In other words, the SEC appears to have taken most of the 10b5-1 punchbowl away. Even Dan is now “basically happy” (mandating 8-K filings to accompany 10b5-1 plan changes would have made him even happier).
Will corporate insiders lose their Midas Touch?
On one level, if you ban cheating, it becomes harder for cheaters to profit. This was why the SEC modified the 10b5-1 rules.
On another level, I’d surmise that much of the 10b5-1 cheating was relatively short-term in nature – executives profiting off of insider knowledge of near-term events.
If that’s true, the new rules might remove a lot of noise from the insider signal from the perspective of long-term investors. If you see an executive buying a stock, it’s more likely to be because she believes that stock will have a good long-term future, and not because she’s planning to dump it after some good news and before some bad news.

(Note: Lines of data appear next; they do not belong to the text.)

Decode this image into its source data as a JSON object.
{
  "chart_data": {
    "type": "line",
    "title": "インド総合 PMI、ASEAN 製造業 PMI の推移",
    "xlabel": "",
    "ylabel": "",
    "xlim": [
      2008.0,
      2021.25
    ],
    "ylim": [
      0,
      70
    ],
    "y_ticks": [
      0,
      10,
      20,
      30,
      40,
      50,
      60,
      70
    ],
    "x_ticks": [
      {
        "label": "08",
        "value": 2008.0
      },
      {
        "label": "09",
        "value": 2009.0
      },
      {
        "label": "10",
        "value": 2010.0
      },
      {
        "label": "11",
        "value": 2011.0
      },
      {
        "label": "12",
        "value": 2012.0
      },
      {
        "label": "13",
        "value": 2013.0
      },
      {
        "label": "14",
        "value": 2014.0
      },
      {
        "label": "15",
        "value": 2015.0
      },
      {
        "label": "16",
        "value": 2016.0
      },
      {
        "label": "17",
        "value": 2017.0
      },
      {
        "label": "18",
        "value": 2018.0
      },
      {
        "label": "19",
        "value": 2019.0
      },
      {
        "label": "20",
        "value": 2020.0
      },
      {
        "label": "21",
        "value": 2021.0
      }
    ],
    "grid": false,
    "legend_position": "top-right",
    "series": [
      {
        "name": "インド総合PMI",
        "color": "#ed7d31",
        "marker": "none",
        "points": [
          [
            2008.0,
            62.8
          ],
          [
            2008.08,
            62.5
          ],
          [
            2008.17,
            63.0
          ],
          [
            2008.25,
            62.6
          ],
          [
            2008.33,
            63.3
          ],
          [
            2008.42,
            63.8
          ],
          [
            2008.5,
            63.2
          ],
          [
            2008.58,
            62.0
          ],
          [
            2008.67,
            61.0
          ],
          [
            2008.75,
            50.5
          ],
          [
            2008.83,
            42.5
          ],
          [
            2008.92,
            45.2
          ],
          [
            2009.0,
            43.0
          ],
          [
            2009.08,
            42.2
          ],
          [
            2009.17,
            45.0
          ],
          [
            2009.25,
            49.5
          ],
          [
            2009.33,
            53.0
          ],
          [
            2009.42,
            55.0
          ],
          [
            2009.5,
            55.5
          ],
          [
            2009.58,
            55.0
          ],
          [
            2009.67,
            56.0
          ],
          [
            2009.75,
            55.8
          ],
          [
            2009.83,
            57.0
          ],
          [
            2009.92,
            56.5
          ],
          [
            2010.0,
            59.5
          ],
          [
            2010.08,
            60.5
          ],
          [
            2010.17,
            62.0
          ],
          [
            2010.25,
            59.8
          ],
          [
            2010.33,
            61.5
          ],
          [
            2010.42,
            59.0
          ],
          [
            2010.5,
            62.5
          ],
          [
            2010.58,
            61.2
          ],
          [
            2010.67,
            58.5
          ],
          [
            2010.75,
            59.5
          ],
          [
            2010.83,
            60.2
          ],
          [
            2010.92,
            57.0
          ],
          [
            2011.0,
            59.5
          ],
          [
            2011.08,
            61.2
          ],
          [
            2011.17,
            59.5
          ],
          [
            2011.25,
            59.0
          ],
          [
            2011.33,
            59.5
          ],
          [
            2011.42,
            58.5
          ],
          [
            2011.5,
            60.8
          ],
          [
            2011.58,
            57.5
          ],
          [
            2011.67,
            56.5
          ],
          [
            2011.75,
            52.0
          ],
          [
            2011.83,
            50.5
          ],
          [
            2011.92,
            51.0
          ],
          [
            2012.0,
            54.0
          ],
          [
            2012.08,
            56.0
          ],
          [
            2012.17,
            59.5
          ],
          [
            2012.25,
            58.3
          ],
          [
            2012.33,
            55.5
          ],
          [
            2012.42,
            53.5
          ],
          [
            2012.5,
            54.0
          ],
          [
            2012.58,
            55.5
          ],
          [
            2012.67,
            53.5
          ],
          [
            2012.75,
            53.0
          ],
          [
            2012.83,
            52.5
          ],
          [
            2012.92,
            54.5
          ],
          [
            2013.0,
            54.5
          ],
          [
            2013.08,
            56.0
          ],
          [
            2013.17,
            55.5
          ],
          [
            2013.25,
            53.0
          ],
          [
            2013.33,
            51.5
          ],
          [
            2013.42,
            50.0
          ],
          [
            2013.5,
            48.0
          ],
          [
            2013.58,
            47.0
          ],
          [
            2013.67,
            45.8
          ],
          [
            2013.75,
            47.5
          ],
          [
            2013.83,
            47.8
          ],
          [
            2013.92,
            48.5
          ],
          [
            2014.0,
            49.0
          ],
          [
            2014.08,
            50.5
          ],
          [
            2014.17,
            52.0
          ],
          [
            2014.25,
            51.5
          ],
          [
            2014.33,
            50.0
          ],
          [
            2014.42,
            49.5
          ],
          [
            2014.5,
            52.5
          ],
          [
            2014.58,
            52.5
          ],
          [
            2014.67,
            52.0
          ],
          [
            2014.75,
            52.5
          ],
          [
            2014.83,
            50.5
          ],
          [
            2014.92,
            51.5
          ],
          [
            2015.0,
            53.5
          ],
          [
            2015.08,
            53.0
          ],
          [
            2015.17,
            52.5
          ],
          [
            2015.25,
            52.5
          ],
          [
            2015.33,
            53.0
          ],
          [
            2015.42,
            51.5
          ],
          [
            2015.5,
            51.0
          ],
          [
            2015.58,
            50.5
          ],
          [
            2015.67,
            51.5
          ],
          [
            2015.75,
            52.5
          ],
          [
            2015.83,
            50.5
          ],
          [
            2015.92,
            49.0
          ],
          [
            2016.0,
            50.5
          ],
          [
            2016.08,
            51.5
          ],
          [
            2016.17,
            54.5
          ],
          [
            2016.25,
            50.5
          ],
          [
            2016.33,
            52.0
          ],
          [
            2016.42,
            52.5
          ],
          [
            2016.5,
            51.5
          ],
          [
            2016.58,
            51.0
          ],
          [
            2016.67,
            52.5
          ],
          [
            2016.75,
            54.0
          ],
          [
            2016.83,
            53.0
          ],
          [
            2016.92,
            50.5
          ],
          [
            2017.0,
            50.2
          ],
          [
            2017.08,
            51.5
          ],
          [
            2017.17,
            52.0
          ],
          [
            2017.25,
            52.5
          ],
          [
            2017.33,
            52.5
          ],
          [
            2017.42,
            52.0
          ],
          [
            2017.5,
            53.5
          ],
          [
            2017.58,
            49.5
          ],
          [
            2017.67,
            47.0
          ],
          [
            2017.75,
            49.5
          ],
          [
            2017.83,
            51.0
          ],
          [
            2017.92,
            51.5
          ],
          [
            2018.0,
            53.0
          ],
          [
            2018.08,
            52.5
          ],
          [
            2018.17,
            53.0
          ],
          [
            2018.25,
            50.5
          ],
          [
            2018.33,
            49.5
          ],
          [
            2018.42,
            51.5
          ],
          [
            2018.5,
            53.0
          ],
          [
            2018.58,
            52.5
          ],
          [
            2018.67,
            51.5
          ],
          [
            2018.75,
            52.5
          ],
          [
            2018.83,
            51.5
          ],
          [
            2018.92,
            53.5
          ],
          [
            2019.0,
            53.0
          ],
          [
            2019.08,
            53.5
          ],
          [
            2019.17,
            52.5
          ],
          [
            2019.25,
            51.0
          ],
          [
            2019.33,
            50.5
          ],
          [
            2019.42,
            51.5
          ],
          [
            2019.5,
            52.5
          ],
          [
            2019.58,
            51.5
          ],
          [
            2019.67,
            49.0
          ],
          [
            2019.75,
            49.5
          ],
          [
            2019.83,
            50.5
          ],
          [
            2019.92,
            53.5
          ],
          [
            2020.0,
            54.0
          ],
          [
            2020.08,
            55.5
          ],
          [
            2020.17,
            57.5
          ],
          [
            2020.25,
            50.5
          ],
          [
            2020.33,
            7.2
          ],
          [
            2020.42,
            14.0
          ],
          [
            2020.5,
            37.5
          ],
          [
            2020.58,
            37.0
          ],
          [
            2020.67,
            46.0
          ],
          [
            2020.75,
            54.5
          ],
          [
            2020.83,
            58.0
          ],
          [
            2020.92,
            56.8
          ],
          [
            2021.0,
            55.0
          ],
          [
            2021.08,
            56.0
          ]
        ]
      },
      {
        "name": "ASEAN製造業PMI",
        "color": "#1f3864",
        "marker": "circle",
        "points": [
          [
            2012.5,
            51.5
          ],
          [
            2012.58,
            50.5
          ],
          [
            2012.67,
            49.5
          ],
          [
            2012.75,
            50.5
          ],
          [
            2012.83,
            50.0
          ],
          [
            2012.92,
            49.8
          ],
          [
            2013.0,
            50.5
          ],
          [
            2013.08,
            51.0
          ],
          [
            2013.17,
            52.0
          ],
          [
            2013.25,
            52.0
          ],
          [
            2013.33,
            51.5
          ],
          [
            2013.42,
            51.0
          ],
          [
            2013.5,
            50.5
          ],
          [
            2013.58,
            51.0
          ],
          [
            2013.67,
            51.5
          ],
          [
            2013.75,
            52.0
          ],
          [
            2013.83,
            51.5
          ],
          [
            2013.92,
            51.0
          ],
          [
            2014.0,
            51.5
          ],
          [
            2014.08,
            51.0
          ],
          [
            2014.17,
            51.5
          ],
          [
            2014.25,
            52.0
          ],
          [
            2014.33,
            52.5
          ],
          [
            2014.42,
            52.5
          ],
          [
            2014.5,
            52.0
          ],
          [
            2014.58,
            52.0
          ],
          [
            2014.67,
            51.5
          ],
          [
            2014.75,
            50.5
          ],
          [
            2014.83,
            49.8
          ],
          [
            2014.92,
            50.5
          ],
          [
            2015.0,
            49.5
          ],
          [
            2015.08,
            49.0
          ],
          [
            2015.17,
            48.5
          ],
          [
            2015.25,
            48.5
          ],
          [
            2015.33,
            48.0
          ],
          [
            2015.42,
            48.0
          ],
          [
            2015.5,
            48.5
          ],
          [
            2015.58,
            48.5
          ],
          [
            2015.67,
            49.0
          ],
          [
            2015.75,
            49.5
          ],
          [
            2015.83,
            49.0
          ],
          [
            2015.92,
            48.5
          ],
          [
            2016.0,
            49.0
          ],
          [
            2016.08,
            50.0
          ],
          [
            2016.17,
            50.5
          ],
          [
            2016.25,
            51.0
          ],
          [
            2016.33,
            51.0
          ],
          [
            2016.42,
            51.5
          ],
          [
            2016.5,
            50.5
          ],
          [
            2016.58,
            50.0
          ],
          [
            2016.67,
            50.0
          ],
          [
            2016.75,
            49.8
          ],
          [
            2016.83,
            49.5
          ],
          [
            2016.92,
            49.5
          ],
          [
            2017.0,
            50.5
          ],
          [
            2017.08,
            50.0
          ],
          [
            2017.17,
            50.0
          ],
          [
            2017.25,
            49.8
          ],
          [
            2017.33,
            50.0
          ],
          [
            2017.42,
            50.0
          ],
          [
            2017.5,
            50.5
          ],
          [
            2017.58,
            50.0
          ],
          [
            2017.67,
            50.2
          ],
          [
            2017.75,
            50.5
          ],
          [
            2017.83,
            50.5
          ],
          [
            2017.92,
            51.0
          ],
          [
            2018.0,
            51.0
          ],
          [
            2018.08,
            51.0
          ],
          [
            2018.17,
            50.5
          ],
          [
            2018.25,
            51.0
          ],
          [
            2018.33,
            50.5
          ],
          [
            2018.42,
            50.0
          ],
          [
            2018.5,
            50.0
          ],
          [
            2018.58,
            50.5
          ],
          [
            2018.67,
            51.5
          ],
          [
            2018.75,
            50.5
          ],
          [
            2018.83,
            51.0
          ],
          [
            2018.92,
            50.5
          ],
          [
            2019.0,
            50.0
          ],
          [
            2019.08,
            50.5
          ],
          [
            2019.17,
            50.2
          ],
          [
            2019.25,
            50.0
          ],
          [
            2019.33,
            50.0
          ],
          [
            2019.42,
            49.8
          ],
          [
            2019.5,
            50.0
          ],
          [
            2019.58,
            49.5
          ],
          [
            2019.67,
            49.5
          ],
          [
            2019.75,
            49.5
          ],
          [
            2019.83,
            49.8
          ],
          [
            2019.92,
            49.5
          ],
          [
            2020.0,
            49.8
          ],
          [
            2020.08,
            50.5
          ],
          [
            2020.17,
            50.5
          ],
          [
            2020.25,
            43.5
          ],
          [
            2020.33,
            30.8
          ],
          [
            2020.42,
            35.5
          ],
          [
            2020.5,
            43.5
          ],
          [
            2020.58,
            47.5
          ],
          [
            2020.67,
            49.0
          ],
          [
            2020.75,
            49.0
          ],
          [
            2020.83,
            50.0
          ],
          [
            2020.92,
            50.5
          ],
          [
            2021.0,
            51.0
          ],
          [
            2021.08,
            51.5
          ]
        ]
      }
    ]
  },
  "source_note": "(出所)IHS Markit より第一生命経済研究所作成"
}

Granted, insiders’ knowledge of things like a good long-term future is far less accurate than their knowledge of an upcoming deal, but at least they’re better aligned with shareholders now.
“Insiders may sell for many reasons, but they only buy for one: they think the price will rise.”
-Peter Lynch
The other way to look at it: Evidence showed that insiders were profiting hand over fist even before 10b5-1 came about, and during the easier-to-cheat days of 10b5-1, investors couldn’t easily follow insiders’ 10b5-1 trades in real time anyway, so there’s reason to believe that insider trades – buys in particular – could still convey valuable information to investors.
The top stocks insiders are buying
With that in mind, let’s turn to Benzinga’s Insider Trades tab and see which stocks are most beloved of insiders.
For this screen, I’ll set a market cap floor of $300 million and consider trades for more than $1 million and ideally represented 5% or more of the insider’s holdings. Trades were made between December 9, 2022 and March 9, 2023.
Company |
Insider |
Trade Type |
Amount |
Summit Therapeutics (SMMT) |
Maky Zanganeh, Co-CEO |
Buy |
$24.7m |
Grocery Outlet (GO) |
Eric Ragatz, Director |
Buy |
$3.04m |
DISH Network (DISH) |
James Defranco, EVP |
Buy |
$8.84m |
SLR Investment (SLRC) |
Michael Gross, CEO |
Buy |
$2.38m |
Quantumscape (QS) |
Jagdeep Singh, CEO |
Sell |
$9.61m |
James Early is Chief Investment Officer of BBAE, a digital investment platform. He has no financial interest in any shares mentioned.